With LLM on runpod is there a cost like other providers like tokens and if its serverless
Hi we want to run a LLM on runpod but I am concerned about running serverless as its pretty slow and we need the LLM to be pretty much instant? The other thing is we dont want to run a GPU all the time as it ends up costing a lot? Can someone out there give me some advice please?
6 Replies
With serverless you only are charged when you worker is responding to requests. There is a limit of input. With RUN (the async endpoint) the maximum is 10MB. With RUNSYNC (the sync endpoint) the maximum is 20MB. It really only comes in to play when your passing in/out large media files like images/video and people pass in/out s3 buckets for that. But for LLM 10MB is a LOT of text.
Serverless can be just as fast or faster than a pod. Unlike with pods you can have many servers, each with their own GPU, responding to your requests. If you scale you can add active servers, that run all the time.

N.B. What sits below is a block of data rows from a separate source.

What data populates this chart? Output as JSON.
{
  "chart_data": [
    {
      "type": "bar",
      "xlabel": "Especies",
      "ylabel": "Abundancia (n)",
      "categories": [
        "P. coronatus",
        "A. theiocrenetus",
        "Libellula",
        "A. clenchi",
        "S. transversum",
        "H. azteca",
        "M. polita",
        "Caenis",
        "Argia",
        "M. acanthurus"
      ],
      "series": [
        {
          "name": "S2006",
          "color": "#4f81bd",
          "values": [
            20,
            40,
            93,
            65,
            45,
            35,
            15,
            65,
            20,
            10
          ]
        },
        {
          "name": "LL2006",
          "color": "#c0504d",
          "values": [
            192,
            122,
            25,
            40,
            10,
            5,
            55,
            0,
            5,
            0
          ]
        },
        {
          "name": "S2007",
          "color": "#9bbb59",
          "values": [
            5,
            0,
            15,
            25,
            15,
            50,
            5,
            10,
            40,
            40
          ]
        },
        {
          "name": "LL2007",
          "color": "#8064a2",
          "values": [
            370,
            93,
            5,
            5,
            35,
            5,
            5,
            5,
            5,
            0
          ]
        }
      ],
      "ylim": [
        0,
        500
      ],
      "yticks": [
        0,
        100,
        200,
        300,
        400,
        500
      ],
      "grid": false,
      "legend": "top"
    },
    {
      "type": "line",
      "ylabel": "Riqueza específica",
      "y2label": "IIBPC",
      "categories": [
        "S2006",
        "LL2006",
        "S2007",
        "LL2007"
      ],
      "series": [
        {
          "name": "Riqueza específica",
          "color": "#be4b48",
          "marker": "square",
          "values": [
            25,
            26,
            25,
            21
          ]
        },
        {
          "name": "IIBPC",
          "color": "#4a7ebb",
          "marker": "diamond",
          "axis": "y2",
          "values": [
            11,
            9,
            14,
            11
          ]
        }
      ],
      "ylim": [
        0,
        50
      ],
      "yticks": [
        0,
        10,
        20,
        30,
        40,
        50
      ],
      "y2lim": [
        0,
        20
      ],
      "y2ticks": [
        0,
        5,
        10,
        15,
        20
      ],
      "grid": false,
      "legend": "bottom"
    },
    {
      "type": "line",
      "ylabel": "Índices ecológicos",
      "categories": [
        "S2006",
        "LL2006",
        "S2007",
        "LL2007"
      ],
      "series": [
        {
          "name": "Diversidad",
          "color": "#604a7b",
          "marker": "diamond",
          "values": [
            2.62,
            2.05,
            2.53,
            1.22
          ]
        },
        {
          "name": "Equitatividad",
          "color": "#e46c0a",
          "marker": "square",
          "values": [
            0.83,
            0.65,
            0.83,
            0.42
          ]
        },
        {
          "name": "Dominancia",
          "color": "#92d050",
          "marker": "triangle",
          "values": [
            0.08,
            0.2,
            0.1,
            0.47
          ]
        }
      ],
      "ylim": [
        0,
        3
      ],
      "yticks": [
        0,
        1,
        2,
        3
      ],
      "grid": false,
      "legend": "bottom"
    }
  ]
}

It depends on what your payloads look like but in general serverless is designed to scale payloads to production level amounts. Pods are more for individuals running payloads for their direct use. The best thing about RunPod serverless is you can scale from 0. If you don't get any requests you won't pay anything.
If I personally ran a Pod I would be worried there that I might get distracted and forget it was running or fall asleep and wake to a larger than expected spend. Since you are not charged for idle time with serverless workers that could never happen with them.
Thanks buddy! We were running a serveless for transcription using Whisper but it takes a while to start up .. ill deploy a LLM in serverless and see how it goes! But thanks again for your advice. I like that the SL doesn't cost us anything for idle time as these GPUs currently are super expensive!!!
Are you using the Faster Whisper model? Also, how are you loading the model? Downloading the model at runtime will add excess startup delay. It is better to build it into the image. Even network volume can add startup delay. Building it into the image, and making sure it doesn't try to download it anyways allows you to get full benefit from Flashboot, which can help speed up subsequent requests.
Yeah there is flashboot to help you with subsequent request but that only works after subsequent request, so if you want to make sure it's warm, use an active worker
yes this might be the issue not sure yet! I tried running meta-llama-Meta-Llama-3.1-8B but its just not working? has anyone else got this one working?